И тут любопытная бабка Лиза вдруг смолкла, дёрнула по глазам рукавом плюшевого полупальто и посмотрела на Кузьму своими ясными серыми глазами. Дед пощипал-пощипал бородку, поправил подушку под головой покойницы, смахнул завиток стружки с её груди. Вытащив из кармана гвозди, зажав лишние во рту, начал с удивительной ловкостью деловито и умело заколачивать гроб.

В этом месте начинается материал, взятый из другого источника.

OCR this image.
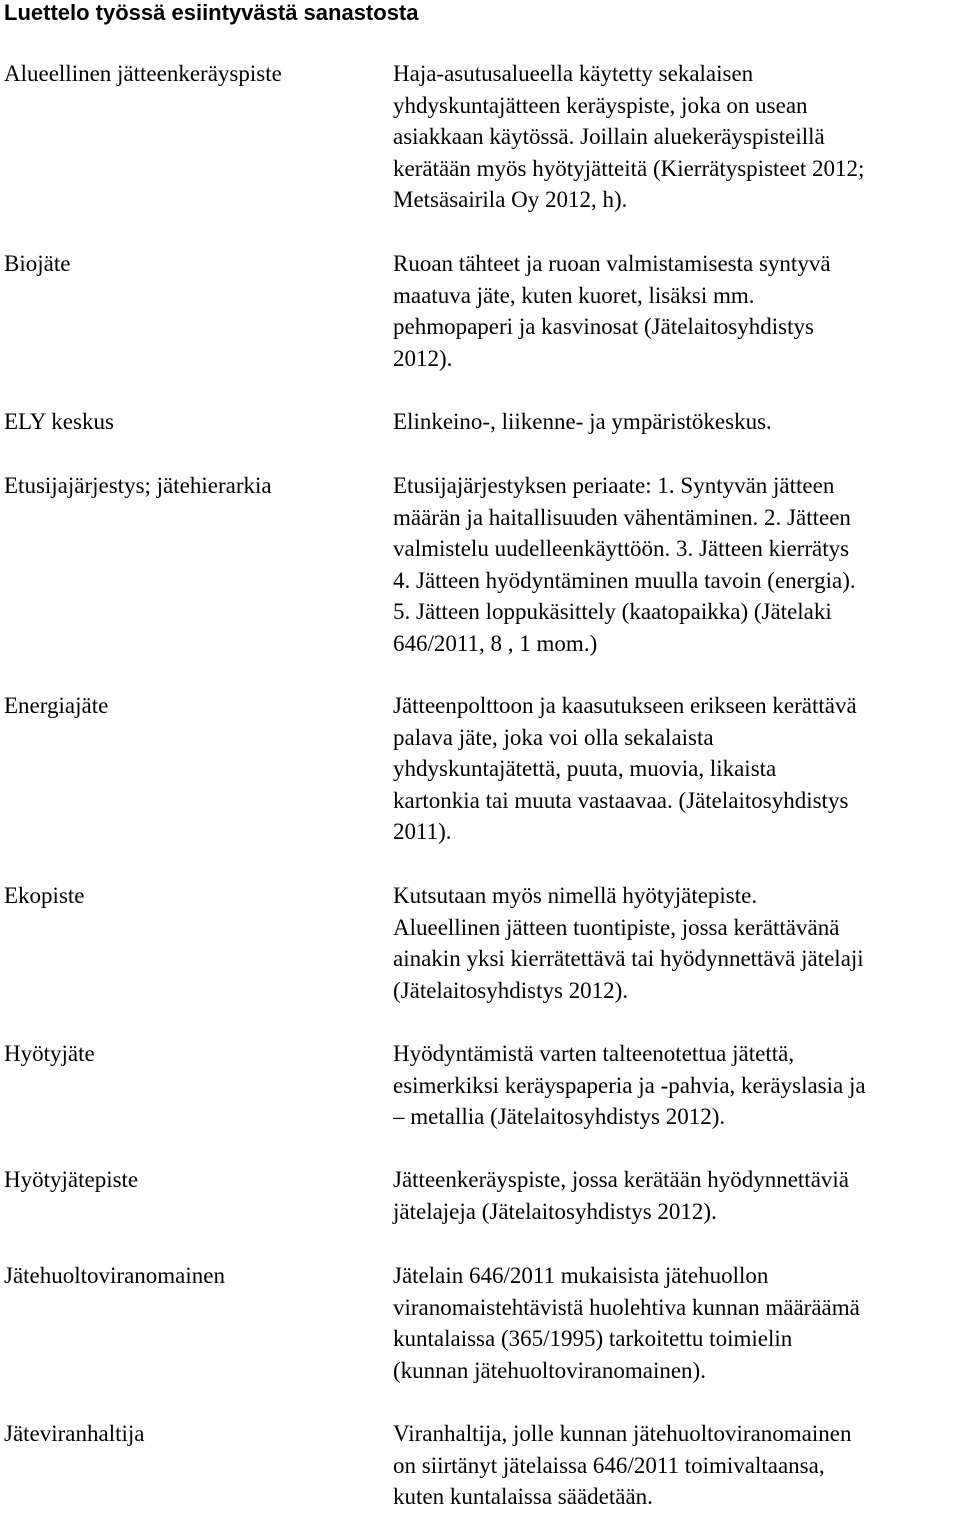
Luettelo työssä esiintyvästä sanastosta
Alueellinen jätteenkeräyspiste	Haja-asutusalueella käytetty sekalaisen
yhdyskuntajätteen keräyspiste, joka on usean
asiakkaan käytössä. Joillain aluekeräyspisteillä
kerätään myös hyötyjätteitä (Kierrätyspisteet 2012;
Metsäsairila Oy 2012, h).
Biojäte	Ruoan tähteet ja ruoan valmistamisesta syntyvä
maatuva jäte, kuten kuoret, lisäksi mm.
pehmopaperi ja kasvinosat (Jätelaitosyhdistys
2012).
ELY keskus	Elinkeino-, liikenne- ja ympäristökeskus.
Etusijajärjestys; jätehierarkia	Etusijajärjestyksen periaate: 1. Syntyvän jätteen
määrän ja haitallisuuden vähentäminen. 2. Jätteen
valmistelu uudelleenkäyttöön. 3. Jätteen kierrätys
4. Jätteen hyödyntäminen muulla tavoin (energia).
5. Jätteen loppukäsittely (kaatopaikka) (Jätelaki
646/2011, 8 , 1 mom.)
Energiajäte	Jätteenpolttoon ja kaasutukseen erikseen kerättävä
palava jäte, joka voi olla sekalaista
yhdyskuntajätettä, puuta, muovia, likaista
kartonkia tai muuta vastaavaa. (Jätelaitosyhdistys
2011).
Ekopiste	Kutsutaan myös nimellä hyötyjätepiste.
Alueellinen jätteen tuontipiste, jossa kerättävänä
ainakin yksi kierrätettävä tai hyödynnettävä jätelaji
(Jätelaitosyhdistys 2012).
Hyötyjäte	Hyödyntämistä varten talteenotettua jätettä,
esimerkiksi keräyspaperia ja -pahvia, keräyslasia ja
– metallia (Jätelaitosyhdistys 2012).
Hyötyjätepiste	Jätteenkeräyspiste, jossa kerätään hyödynnettäviä
jätelajeja (Jätelaitosyhdistys 2012).
Jätehuoltoviranomainen	Jätelain 646/2011 mukaisista jätehuollon
viranomaistehtävistä huolehtiva kunnan määräämä
kuntalaissa (365/1995) tarkoitettu toimielin
(kunnan jätehuoltoviranomainen).
Jäteviranhaltija	Viranhaltija, jolle kunnan jätehuoltoviranomainen
on siirtänyt jätelaissa 646/2011 toimivaltaansa,
kuten kuntalaissa säädetään.
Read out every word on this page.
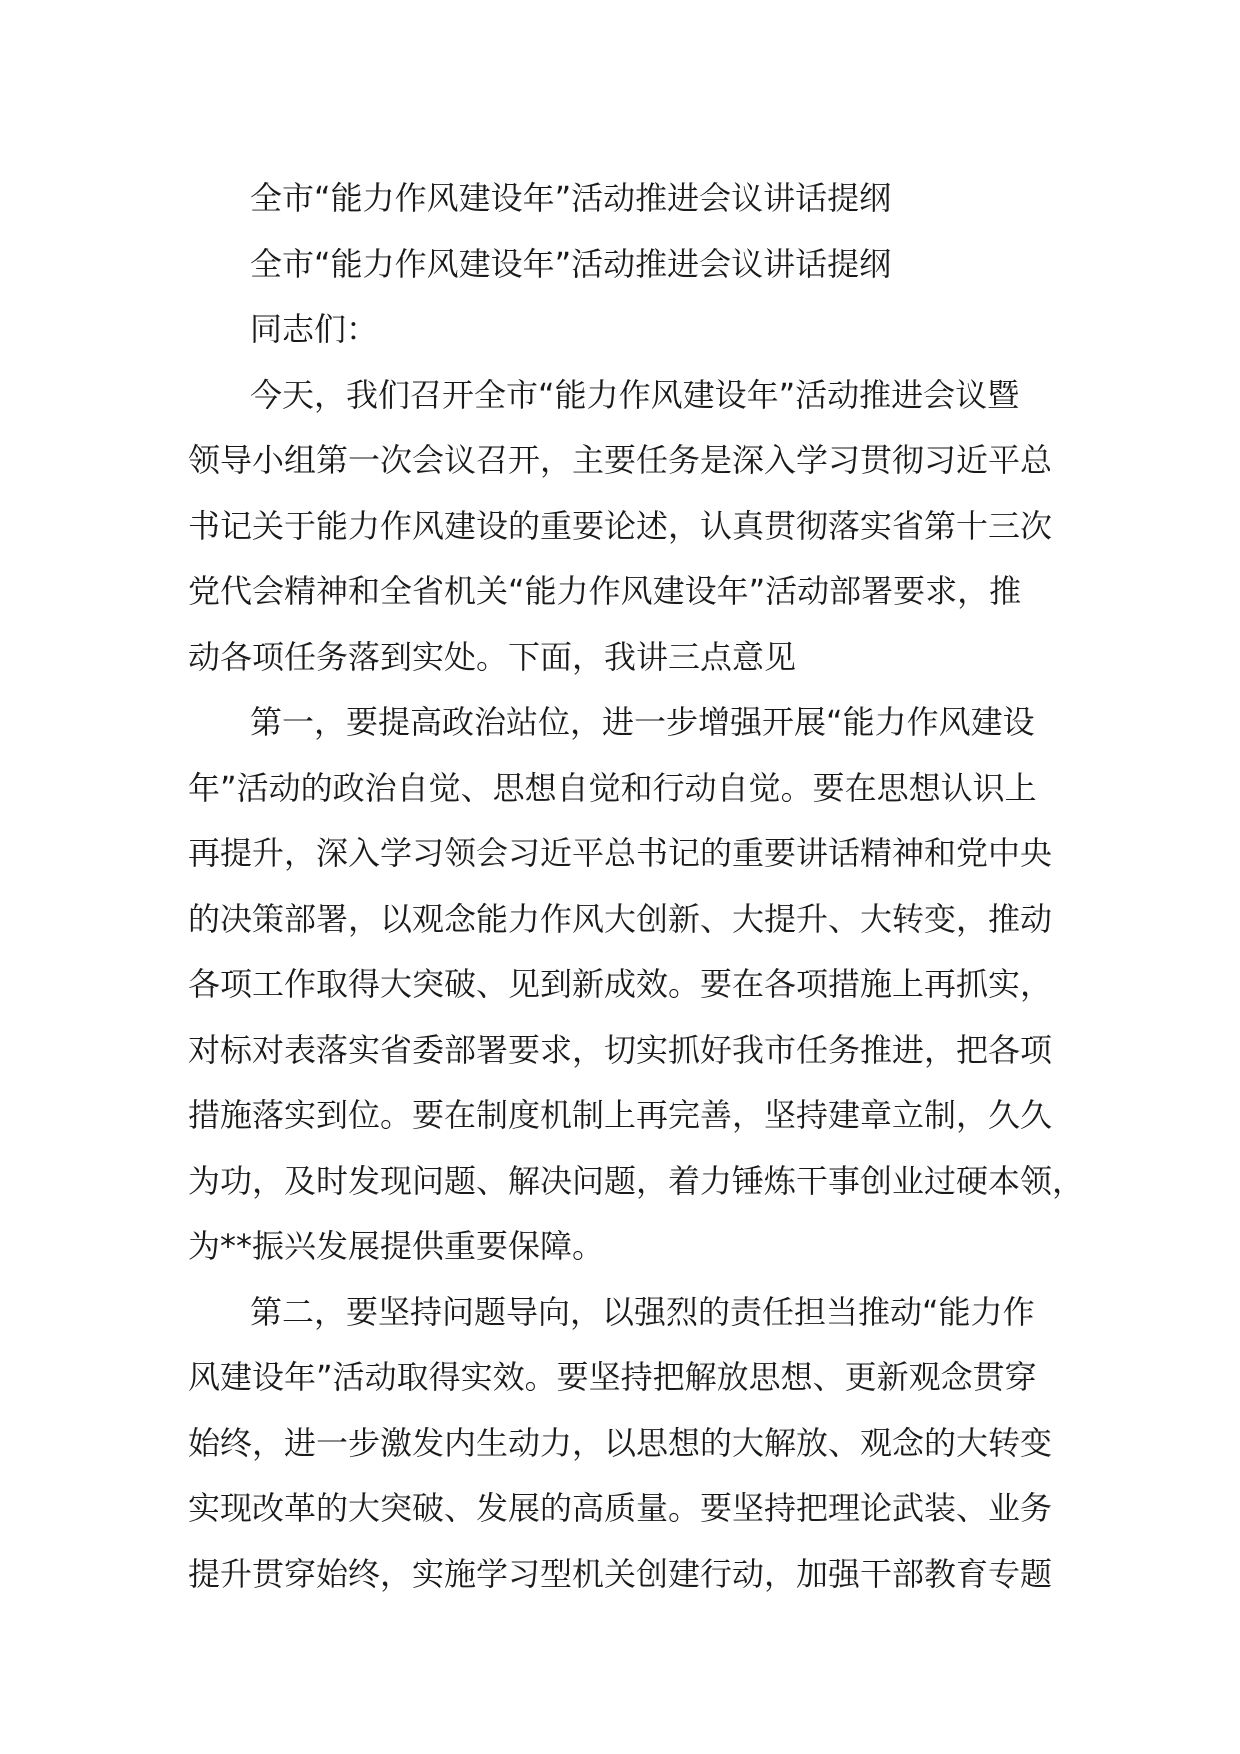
全市“能力作风建设年”活动推进会议讲话提纲
全市“能力作风建设年”活动推进会议讲话提纲
同志们：
今天，我们召开全市“能力作风建设年”活动推进会议暨
领导小组第一次会议召开，主要任务是深入学习贯彻习近平总
书记关于能力作风建设的重要论述，认真贯彻落实省第十三次
党代会精神和全省机关“能力作风建设年”活动部署要求，推
动各项任务落到实处。下面，我讲三点意见
第一，要提高政治站位，进一步增强开展“能力作风建设
年”活动的政治自觉、思想自觉和行动自觉。要在思想认识上
再提升，深入学习领会习近平总书记的重要讲话精神和党中央
的决策部署，以观念能力作风大创新、大提升、大转变，推动
各项工作取得大突破、见到新成效。要在各项措施上再抓实，
对标对表落实省委部署要求，切实抓好我市任务推进，把各项
措施落实到位。要在制度机制上再完善，坚持建章立制，久久
为功，及时发现问题、解决问题，着力锤炼干事创业过硬本领，
为**振兴发展提供重要保障。
第二，要坚持问题导向，以强烈的责任担当推动“能力作
风建设年”活动取得实效。要坚持把解放思想、更新观念贯穿
始终，进一步激发内生动力，以思想的大解放、观念的大转变
实现改革的大突破、发展的高质量。要坚持把理论武装、业务
提升贯穿始终，实施学习型机关创建行动，加强干部教育专题
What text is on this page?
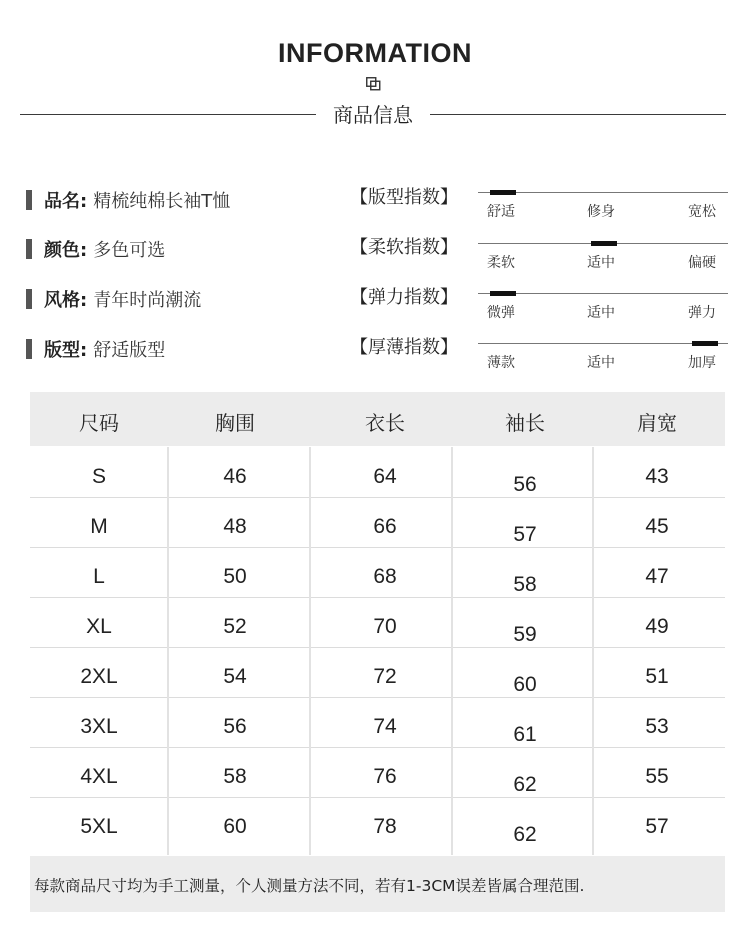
INFORMATION
商品信息
品名: 精梳纯棉长袖T恤
颜色: 多色可选
风格: 青年时尚潮流
版型: 舒适版型
【版型指数】
【柔软指数】
【弹力指数】
【厚薄指数】
舒适	修身	宽松
柔软	适中	偏硬
微弹	适中	弹力
薄款	适中	加厚
尺码	胸围	衣长	袖长	肩宽
S	46	64	56	43
M	48	66	57	45
L	50	68	58	47
XL	52	70	59	49
2XL	54	72	60	51
3XL	56	74	61	53
4XL	58	76	62	55
5XL	60	78	62	57
每款商品尺寸均为手工测量，个人测量方法不同，若有1-3CM误差皆属合理范围.
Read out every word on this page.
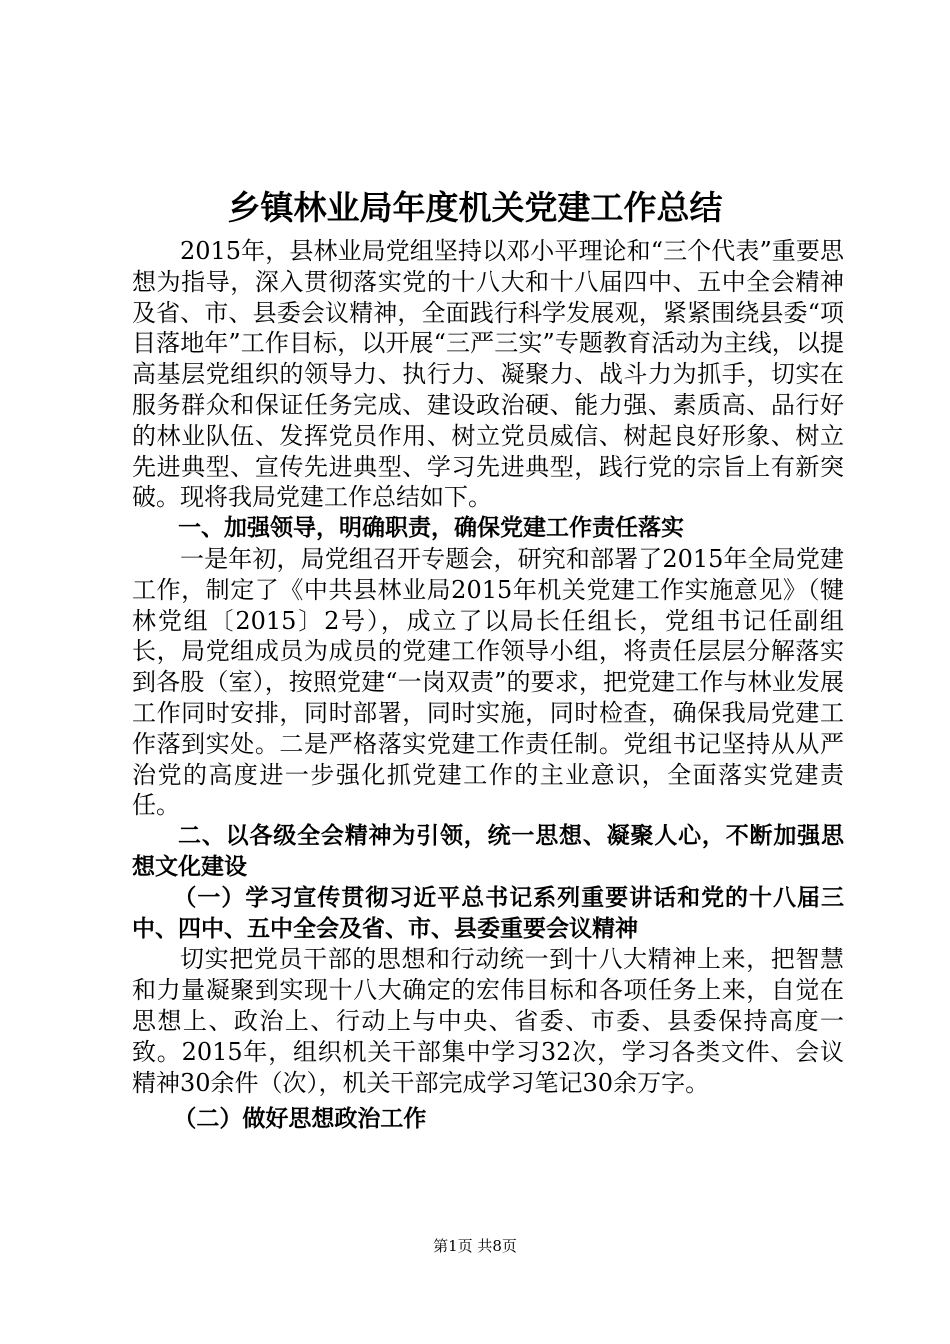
乡镇林业局年度机关党建工作总结

2015年，县林业局党组坚持以邓小平理论和“三个代表”重要思想为指导，深入贯彻落实党的十八大和十八届四中、五中全会精神及省、市、县委会议精神，全面践行科学发展观，紧紧围绕县委“项目落地年”工作目标，以开展“三严三实”专题教育活动为主线，以提高基层党组织的领导力、执行力、凝聚力、战斗力为抓手，切实在服务群众和保证任务完成、建设政治硬、能力强、素质高、品行好的林业队伍、发挥党员作用、树立党员威信、树起良好形象、树立先进典型、宣传先进典型、学习先进典型，践行党的宗旨上有新突破。现将我局党建工作总结如下。

一、加强领导，明确职责，确保党建工作责任落实

一是年初，局党组召开专题会，研究和部署了2015年全局党建工作，制定了《中共县林业局2015年机关党建工作实施意见》（犍林党组〔2015〕2号），成立了以局长任组长，党组书记任副组长，局党组成员为成员的党建工作领导小组，将责任层层分解落实到各股（室），按照党建“一岗双责”的要求，把党建工作与林业发展工作同时安排，同时部署，同时实施，同时检查，确保我局党建工作落到实处。二是严格落实党建工作责任制。党组书记坚持从从严治党的高度进一步强化抓党建工作的主业意识，全面落实党建责任。

二、以各级全会精神为引领，统一思想、凝聚人心，不断加强思想文化建设

（一）学习宣传贯彻习近平总书记系列重要讲话和党的十八届三中、四中、五中全会及省、市、县委重要会议精神

切实把党员干部的思想和行动统一到十八大精神上来，把智慧和力量凝聚到实现十八大确定的宏伟目标和各项任务上来，自觉在思想上、政治上、行动上与中央、省委、市委、县委保持高度一致。2015年，组织机关干部集中学习32次，学习各类文件、会议精神30余件（次），机关干部完成学习笔记30余万字。

（二）做好思想政治工作

第1页 共8页
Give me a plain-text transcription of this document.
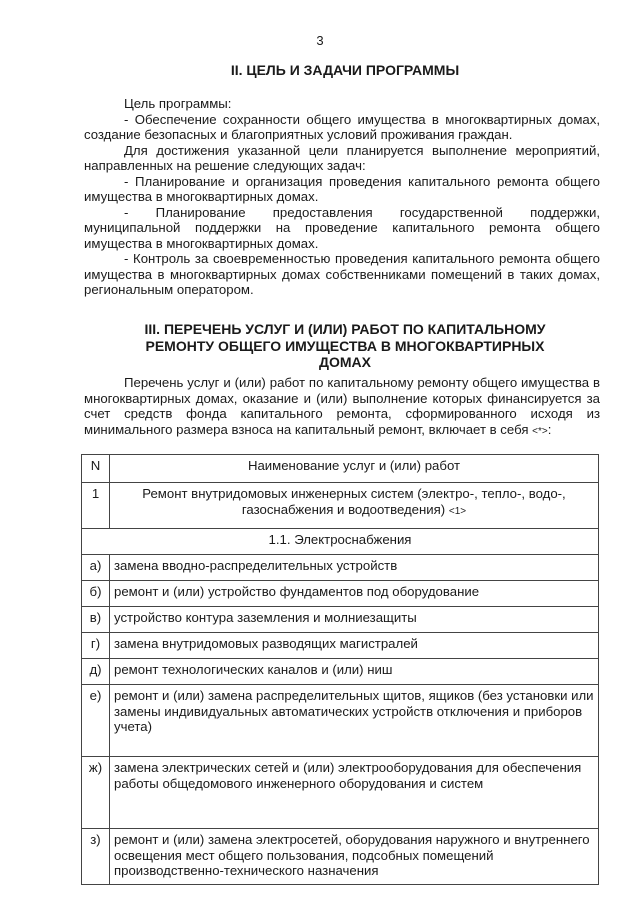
3
II. ЦЕЛЬ И ЗАДАЧИ ПРОГРАММЫ
Цель программы:
- Обеспечение сохранности общего имущества в многоквартирных домах, создание безопасных и благоприятных условий проживания граждан.
Для достижения указанной цели планируется выполнение мероприятий, направленных на решение следующих задач:
- Планирование и организация проведения капитального ремонта общего имущества в многоквартирных домах.
- Планирование предоставления государственной поддержки, муниципальной поддержки на проведение капитального ремонта общего имущества в многоквартирных домах.
- Контроль за своевременностью проведения капитального ремонта общего имущества в многоквартирных домах собственниками помещений в таких домах, региональным оператором.
III. ПЕРЕЧЕНЬ УСЛУГ И (ИЛИ) РАБОТ ПО КАПИТАЛЬНОМУ РЕМОНТУ ОБЩЕГО ИМУЩЕСТВА В МНОГОКВАРТИРНЫХ ДОМАХ
Перечень услуг и (или) работ по капитальному ремонту общего имущества в многоквартирных домах, оказание и (или) выполнение которых финансируется за счет средств фонда капитального ремонта, сформированного исходя из минимального размера взноса на капитальный ремонт, включает в себя <*>:
N	Наименование услуг и (или) работ
1	Ремонт внутридомовых инженерных систем (электро-, тепло-, водо-, газоснабжения и водоотведения) <1>
1.1. Электроснабжения	
а)	замена вводно-распределительных устройств
б)	ремонт и (или) устройство фундаментов под оборудование
в)	устройство контура заземления и молниезащиты
г)	замена внутридомовых разводящих магистралей
д)	ремонт технологических каналов и (или) ниш
е)	ремонт и (или) замена распределительных щитов, ящиков (без установки или замены индивидуальных автоматических устройств отключения и приборов учета)
ж)	замена электрических сетей и (или) электрооборудования для обеспечения работы общедомового инженерного оборудования и систем
з)	ремонт и (или) замена электросетей, оборудования наружного и внутреннего освещения мест общего пользования, подсобных помещений производственно-технического назначения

А заколотив, поискал глазами сумку, висевшую на сучке рядом, вытащил водку, глотнул и поставил себе в боковой карман, чтобы грелась до поры. И когда подровняли бугорок могилы, бабка Лиза повесила на крест собственноручно сделанный венок из бумажных цветов.
Мы двинулись в обратный путь мимо полузанесённых памятников, крестов – этого селения мертвецов. Сколько тут известных и неизвестных трагедий хранится под снегом и мёрзлой землёй! Вот пожелтевший медальон юноши – застрелился в лесу из охотничьего ружья. Двое мальчишек лет десяти играли в охотников и зайцев. Один из них снял со стены ружьё старшего брата и убил наповал второго «зайца». Женщина, уже немолодая, облила себя бензином и подожгла. Смерть наступила в муках, потом пожар, тут же, в предбаннике… На свадьбе гуляли, пили самогон – сгорел от сивухи запойный молодой тракторист, так и не отпоили молоком. Старуха турила самогон да меняла его на дрова и зерно у заезжих механиков. Бабка хозяйственная, характерная, крепкая, как объясняла бабка Лиза, но сама «вружилась» и в запое умерла от сердца, неделю пролежала на своей печке, пока хватились её. Тракторист лет двадцати ехал пьяный на тракторе и не мог миновать оврага, «перекувырнулся» вместе с трактором, придавило колёсами. Бабка Лиза останавливалась возле могилок, смахивала снег с крестов и памятников, подкладывала корочки хлеба птицам, щепотки пшена – для того и припасённые, чтобы помянуть, да крошила блинцы на пшённой кашке. Рассказывала, кто и какой смертью умер.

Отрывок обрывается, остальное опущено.